Külliyede biri avlunun kuzey köşesinde, diğeri türbenin doğusunda iki kütüphane bulunmaktadır. Avlunun kuzey köşesindeki ilk kütüphaneye dış sokağa açılan merdivenli bir holün sonundaki kapıdan girilmektedir. Bu hole ve dış cephelere açılan iki pencere ile aydınlatılan iç mekân, duvara kemerlerle bağlanan ortadaki pâyenin taşıdığı dört çapraz tonozla örtülmektedir.

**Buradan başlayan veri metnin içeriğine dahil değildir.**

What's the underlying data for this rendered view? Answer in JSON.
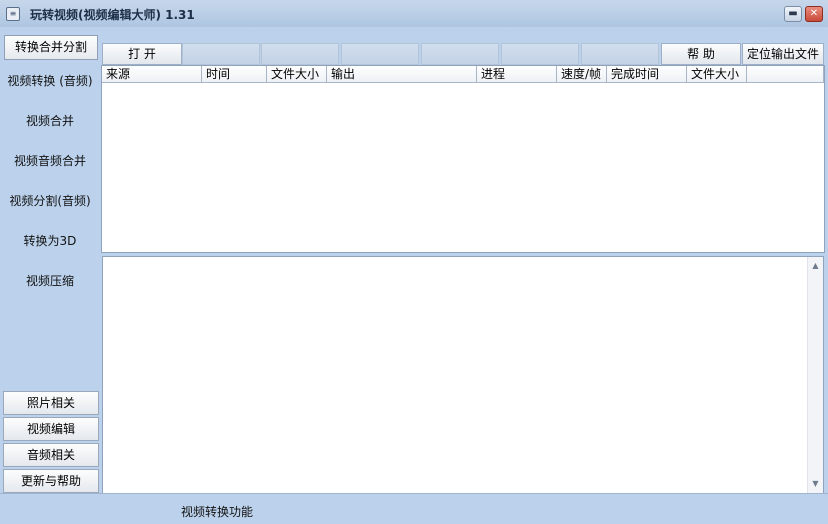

Düzgün bir dikdörtgen plan göstermeyen yapının batı duvarında dolap nişi yer almaktadır. Bunun güneyinde çapraz tonozlu iki hücre kütüphaneden ayrı olarak düzenlenmiştir. Türbenin giriş kapısı önündeki mekânın doğu duvarına açılan bir kapı ile girilen diğer kütüphane kuzey-güney doğrultusunda uzanan, 7,80 × 3,20 m. ölçülerinde dikdörtgen planlı bir mekândan ibarettir. Bu mekânın üzeri tekne tonozla örtülmüştür. Batı duvarına bir pencere açılan mekân fazla bir özellik taşımamaktadır.

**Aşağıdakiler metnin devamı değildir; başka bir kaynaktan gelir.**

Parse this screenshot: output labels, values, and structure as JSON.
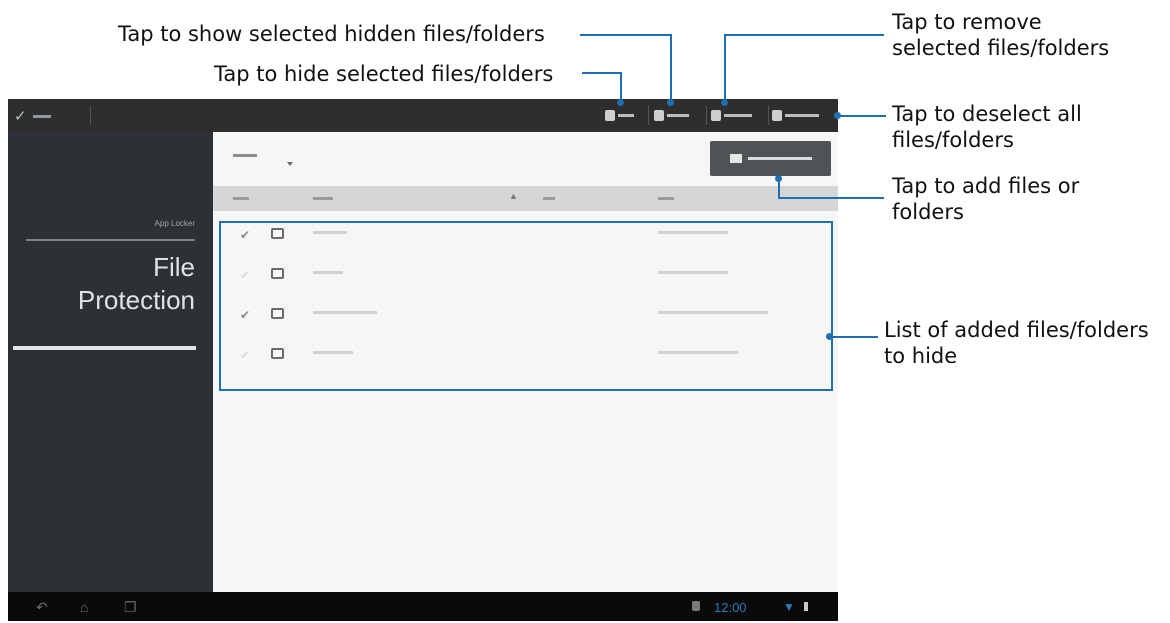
{
  "callouts": {
    "show_hidden": "Tap to show selected hidden files/folders",
    "hide_selected": "Tap to hide selected files/folders",
    "remove_line1": "Tap to remove",
    "remove_line2": "selected files/folders",
    "deselect_line1": "Tap to deselect all",
    "deselect_line2": "files/folders",
    "add_line1": "Tap to add files or",
    "add_line2": "folders",
    "list_line1": "List of added files/folders",
    "list_line2": "to hide"
  },
  "sidebar": {
    "app_name": "App Locker",
    "title_line1": "File",
    "title_line2": "Protection"
  },
  "statusbar": {
    "clock": "12:00"
  },
  "colors": {
    "callout_line": "#1f6fb0",
    "action_bar": "#2e2e2e",
    "sidebar": "#2d3135",
    "clock": "#2b7bb8"
  },
  "icons": {
    "done": "check-icon",
    "hide": "hide-icon",
    "unhide": "unhide-icon",
    "remove": "trash-icon",
    "deselect": "deselect-icon",
    "add": "folder-add-icon",
    "row_item": "folder-icon",
    "nav": [
      "back-icon",
      "home-icon",
      "recent-apps-icon"
    ]
  }
}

Doğudan ve güneyden evlerle çevrilmiş olan hamamda üzeri çapraz tonozla örtülen hollerden düz atkılı bir kapı ile soyunmalığa girilir. Orta bölümü dört sütun üzerinde yükselen 6,50 m. çapında bir kubbe, yanları çapraz tonozlarla örtülü merkezî plan şemasına sahip soyunmalıktan sonra üzeri beşik tonozlarla örtülü, üç ayrı mekân halinde düzenlenen ılıklık gelmektedir. Bunun sonundaki bir kapı ile bir tarafında helâların yer aldığı ince uzun holden sıcaklık bölümüne geçilmektedir. Sıcaklık, dört sütuna dayanan 3,90 m. çapında bir kubbe ile örtülen orta bölümle bunun çevresinde çapraz tonozlu yan kısımlardan meydana gelmektedir. Çapraz tonozlar birbirine kemerlerle bağlanan yanlardaki ikişer sütuna oturmaktadır. Batısında beşik tonozlu külhan yer almaktadır. Yûsuf Sâhibü’t-Tâba‘ Külliyesi, Osmanlı devrinde Tunus’ta az sayıda inşa edilen külliyelerin en önemlilerindendir. Plan şeması bakımından Hafsîler’den kalan Halk Camii’ne (XIV. yüzyıl veya daha önce) benzer. Duvara bağlı üçer sütunun üzerindeki kemerlere oturan pandantif geçişli kubbe ile örtülen türbedeki düzenleme Tunus’taki Ali Paşa (1756-1757) ve Bey (XVIII-XX. yüzyıl) türbelerini andırmaktadır.

BİBLİYOGRAFYA:

G. Marçais, Manuel d’art musulman, Paris 1927, II, 850; a.mlf., L’architecture musulmane d’occident, Paris 1954, s. 464; Slimane Mostafa Zbiss, Monuments musulmans d’époque husseynite en Tunisie, Tunis 1955, s. 13; a.mlf., Les monuments de Tunis, Tunis 1971, s. 24, 52, 57-69; a.mlf., La medina de Tunis, Tunis 1981, s. 20, 30, 34; Hasan Hüsnî Abdülvehhâb, Ħulâśatü Târîħi Tûnis, Tunus 1963, s. 194-195; Les mosquées de Tunisie, Tunis 1973, s. 38; D. Hill-L. Golvin, Islamic Architecture in North Africa, London 1976, s. 98; Mohamed Masmoudi-Jamila Binous, Tunis: la ville et les monuments, Tunis 1980, s. 113-114; Muhammed b. el-Hoca, Târîħu meǾâlimi’t-tevĥîd fi’l-ķadîm ve fi’l-cedîd (nşr. Hammâdî es-Sâhilî-Cîlânî b. Yahyâ), Tunus 1985, s. 212-224; Kadir Pektaş, Tunus’ta Osmanlı Mimari Eserleri, Ankara 2002, s. 31-35; S. Zmerli, “Une figure oubliée Youssef Saheb et-Tabaa”, RT, XXXVII (1935), s. 37-50; A. Pellegrin, “Mosquées et zaouïas de Tunis”, Chaiers Charles de Foucould, sy. 2, Paris 1950, s. 231; R. Brunschvig, “Tunus”, İA, XII/2, s. 66.